Professional football players, along with coaches and franchise owners, are locking arms together during the national anthem. It’s to show unity against perceived police brutality, and at least they’re on their feet.
It’s a strange thing, though, for the average football enthusiast to witness. It gives the impression that an arm lock is necessary in order to prevent a player from bolting from the group and kneeling or sitting during the anthem—an act that, for many in the country, is seen as disrespectful to the flag and our country.
That’s a lot of faux bravado to tough through a 60-second song that simply honors our country. It needn’t be so difficult and complicated.
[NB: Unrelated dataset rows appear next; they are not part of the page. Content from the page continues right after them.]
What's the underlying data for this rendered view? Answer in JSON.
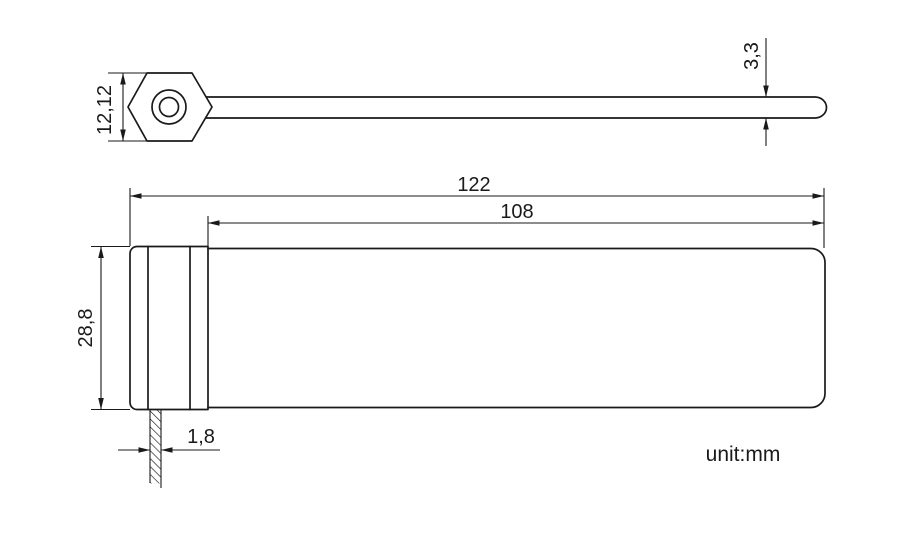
{
  "drawing": {
    "unit_note": "unit:mm",
    "dimensions": {
      "head_height": "12,12",
      "strap_thickness": "3,3",
      "overall_length": "122",
      "strap_length": "108",
      "body_width": "28,8",
      "tail_thickness": "1,8"
    },
    "colors": {
      "line": "#1a1a1a",
      "background": "#ffffff"
    }
  }
}
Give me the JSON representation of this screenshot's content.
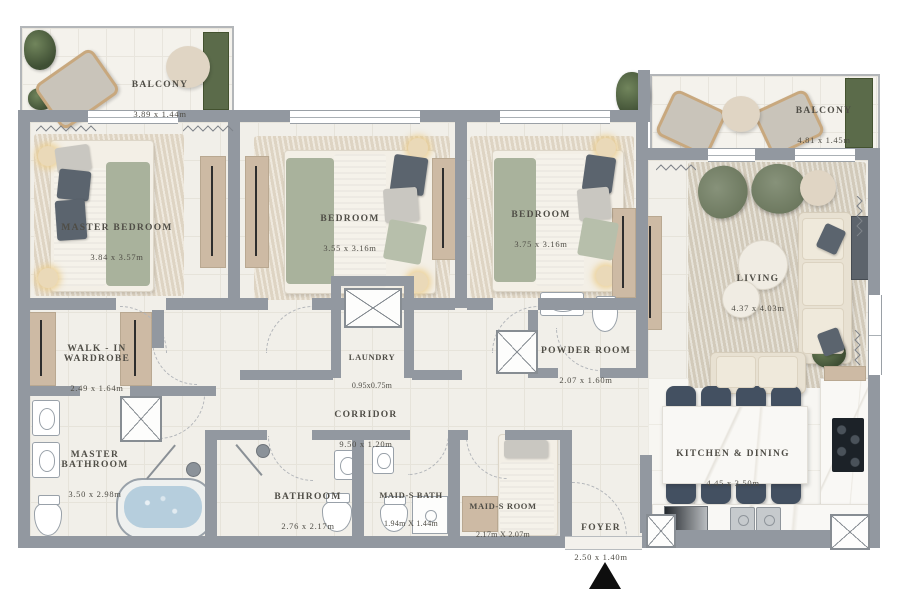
{
  "plan_type": "apartment-floor-plan",
  "rooms": {
    "balcony1": {
      "label": "BALCONY",
      "dims": "3.89 x 1.44m"
    },
    "master_bedroom": {
      "label": "MASTER BEDROOM",
      "dims": "3.84 x 3.57m"
    },
    "bedroom2": {
      "label": "BEDROOM",
      "dims": "3.55 x 3.16m"
    },
    "bedroom3": {
      "label": "BEDROOM",
      "dims": "3.75 x 3.16m"
    },
    "balcony2": {
      "label": "BALCONY",
      "dims": "4.81 x 1.45m"
    },
    "living": {
      "label": "LIVING",
      "dims": "4.37 x 4.03m"
    },
    "walkin": {
      "label": "WALK - IN WARDROBE",
      "dims": "2.49 x 1.64m"
    },
    "laundry": {
      "label": "LAUNDRY",
      "dims": "0.95x0.75m"
    },
    "powder": {
      "label": "POWDER ROOM",
      "dims": "2.07 x 1.60m"
    },
    "corridor": {
      "label": "CORRIDOR",
      "dims": "9.50 x 1.20m"
    },
    "master_bath": {
      "label": "MASTER BATHROOM",
      "dims": "3.50 x 2.98m"
    },
    "bathroom": {
      "label": "BATHROOM",
      "dims": "2.76 x 2.17m"
    },
    "maids_bath": {
      "label": "MAID-S BATH",
      "dims": "1.94m X 1.44m"
    },
    "maids_room": {
      "label": "MAID-S ROOM",
      "dims": "2.17m X 2.07m"
    },
    "kitchen": {
      "label": "KITCHEN & DINING",
      "dims": "4.45 x 3.50m"
    },
    "foyer": {
      "label": "FOYER",
      "dims": "2.50 x 1.40m"
    }
  },
  "icons": {
    "entrance_arrow": "up-triangle"
  },
  "colors": {
    "wall": "#9298a0",
    "floor": "#f1efe9",
    "rug": "#e6ddcd",
    "sage": "#a9b29c",
    "plant": "#4f5f3f",
    "wood": "#cdbaa4",
    "chair_dark": "#435061",
    "water": "#b6cedd",
    "label_text": "#4f4d46",
    "marble": "#f9f8f5",
    "arrow": "#0e0e0e"
  }
}
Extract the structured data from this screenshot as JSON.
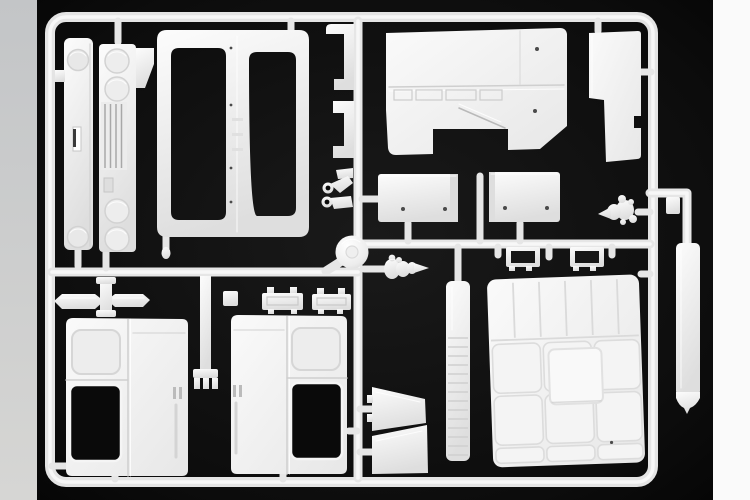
{
  "image": {
    "type": "product-photo",
    "subject": "white injection-molded model-kit sprue (truck cab parts) photographed on a black background",
    "photo_background_color": "#0b0b0b",
    "left_border_color": "#cbcdce",
    "right_border_color": "#fafafa",
    "plastic_highlight_color": "#fcfcfc",
    "plastic_shade_color": "#dedede",
    "runner_color": "#e6e6e6",
    "parts": [
      "sprue-outer-frame",
      "headlamp-panel",
      "grille-panel",
      "windscreen-frame",
      "window-bracket-upper",
      "window-bracket-lower",
      "cab-rear-panel",
      "side-panel",
      "bunk-panel-left",
      "bunk-panel-right",
      "step-part-left",
      "step-part-right",
      "dome-disc",
      "air-horn-center",
      "air-horn-right",
      "hook-ring-parts",
      "spindle-part",
      "prong-part",
      "tray-parts",
      "cab-door-left",
      "cab-door-right",
      "wedge-parts",
      "ribbed-pillar",
      "roof-liner-panel",
      "exhaust-strip",
      "small-tab-part"
    ]
  }
}
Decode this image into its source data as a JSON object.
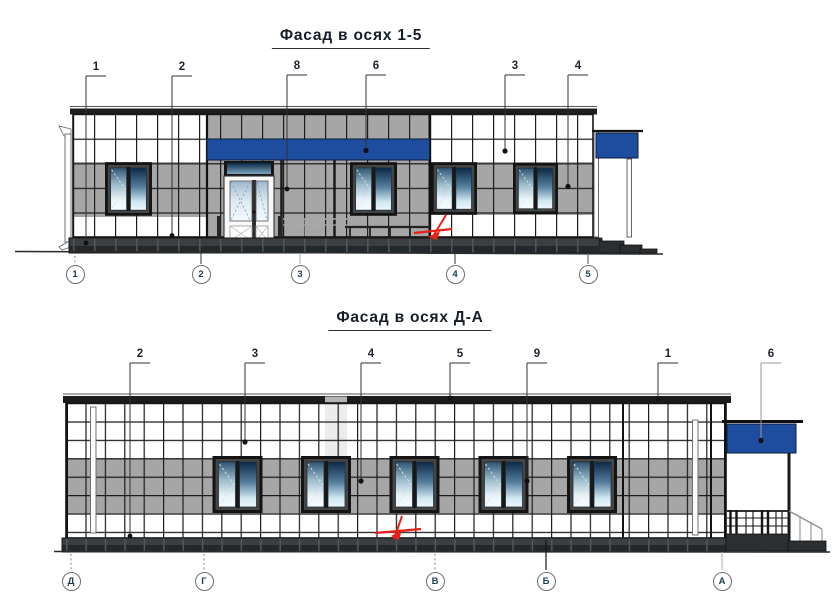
{
  "drawing": {
    "facade_top": {
      "title": "Фасад в осях 1-5",
      "callouts": [
        "1",
        "2",
        "8",
        "6",
        "3",
        "4"
      ],
      "axis_marks": [
        "1",
        "2",
        "3",
        "4",
        "5"
      ]
    },
    "facade_bottom": {
      "title": "Фасад в осях Д-А",
      "callouts": [
        "2",
        "3",
        "4",
        "5",
        "9",
        "1",
        "6"
      ],
      "axis_marks": [
        "Д",
        "Г",
        "В",
        "Б",
        "А"
      ]
    },
    "colors": {
      "sign_blue": "#1e4c9e",
      "panel_gray": "#a6a6a6",
      "panel_white": "#ffffff",
      "frame_dark": "#1b1b1b",
      "plinth_dark": "#2c2f31",
      "marker_red": "#e8211a",
      "annotation": "#333333"
    }
  }
}
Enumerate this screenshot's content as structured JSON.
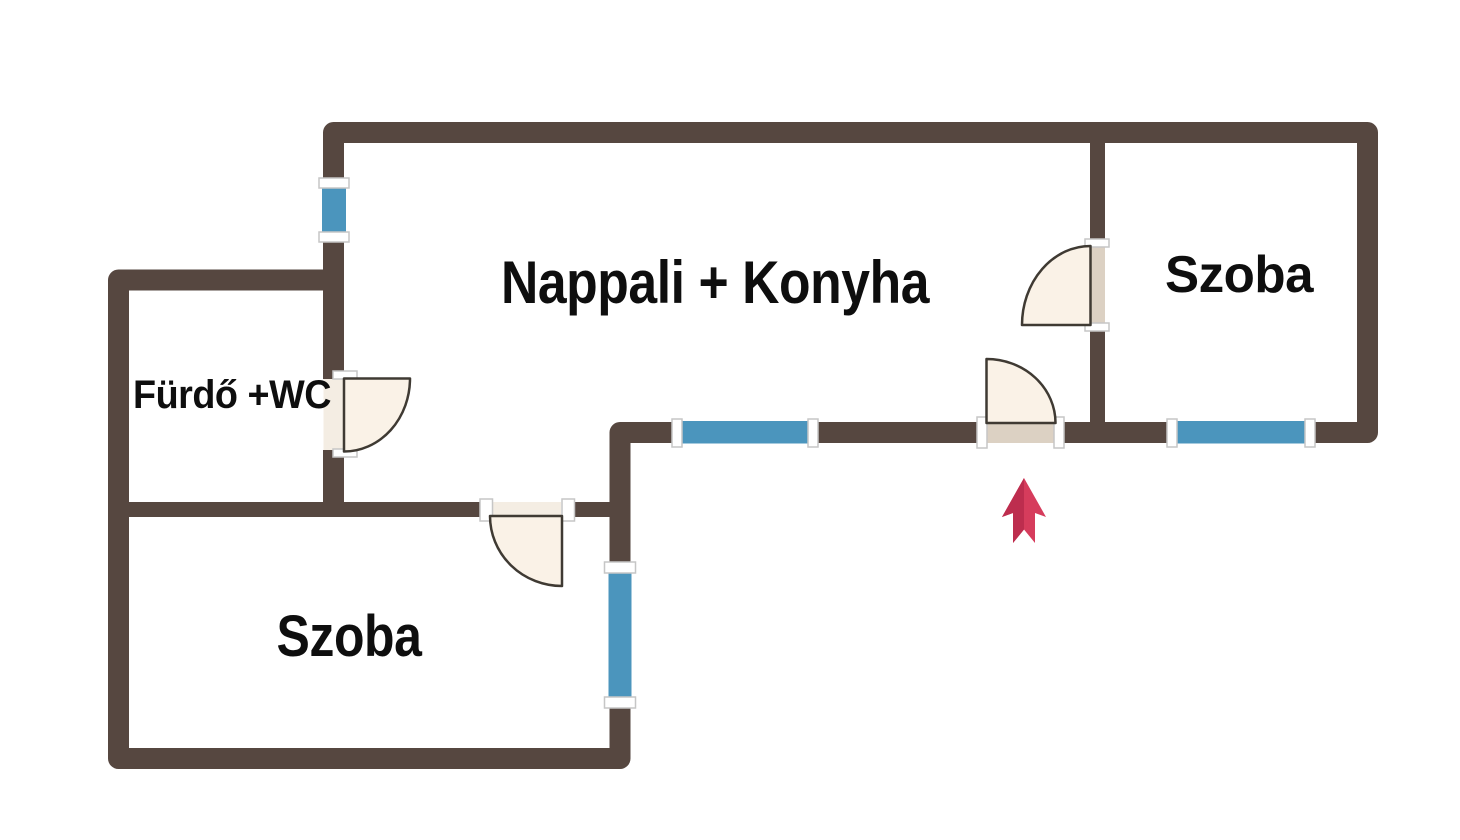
{
  "image_type": "floor-plan",
  "rooms": [
    {
      "label": "Nappali + Konyha"
    },
    {
      "label": "Fürdő +WC"
    },
    {
      "label": "Szoba"
    },
    {
      "label": "Szoba"
    }
  ],
  "features": {
    "entrance_arrow_direction": "up",
    "door_count": 4,
    "window_count": 4
  },
  "colors": {
    "background": "#ffffff",
    "wall": "#564740",
    "window": "#4b95bd",
    "frame": "#ffffff",
    "frame_stroke": "#c6c6c6",
    "door_fill": "#faf2e7",
    "door_outline": "#3f3a33",
    "door_leaf": "#dcd1c3",
    "sill": "#f4ede3",
    "arrow": "#d63c5c",
    "arrow_dark": "#bd2d4e",
    "text": "#0e0e0e"
  }
}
If a player wants to kneel, let him kneel. If players choose to disrespect our flag on foreign soil, let them humiliate us. If the entire team wants to hide in the locker room, let them hide. None of these employees have been disciplined for this behavior. As long as their employers approve, it is the players’ right and choice to protest this way.
Professional football is a for-profit and private business enterprise. No matter how upsetting it is for some fans to witness this disrespect of our flag, they have no direct decision-making in the matter. If they don’t like it, they can purchase their own football franchise and call the shots.
Then there’s the indirect method.
If the issue is that important to fans, they can boycott the sport and the industry will lose revenue. If enough taxpayers say “no” to subsidizing football stadiums, no new ones will be built. If the money flow stops, management will make a correction. On the other hand, if fans decide that the love of the game of football supersedes the anthem debate, it will be business as usual at the NFL.
In the end, it will come down to money and the will of the people. Will enough fans care enough to withhold their hard-earned entertainment dollars? The outcome of the anthem debate will be on us—the fans.
Together, we call the United States of America our home. It may not always be the perfect residence. There may be work that can be done yet on racial injustice. But this land and our flag are always worth defending.
Former President John F. Kennedy said, “Ask not what your country can do for you, ask what you can do for your country.” Imagine a mythical meeting between Colin Kaepernick, the first kneeler, and Kennedy, where Kaepernick explains that he had no other way to problem solve than to refuse to stand for the national anthem. I can’t imagine Kennedy publicly swearing, as our current president does, but I doubt he’d be a supporter of this spectacle.
It won’t be until next season when we see the true fallout from the anthem debate. Right now, too many people have season tickets. Too many taxpayers are already on the hook for subsidizing stadiums. Too many fantasy football leagues are up and running. Too many already have travel plans to watch their favorite team play football.
Next year, though, could be different.
Until then if a player wants to kneel, let him kneel. And let athletes who want to respect the flag do so by allowing them to stand on their own two feet, without having to hold up others who don’t want to be there. No more babysitting of grown men through arm locks.
Then, in time, money—or the lack of it—will sort this whole thing out.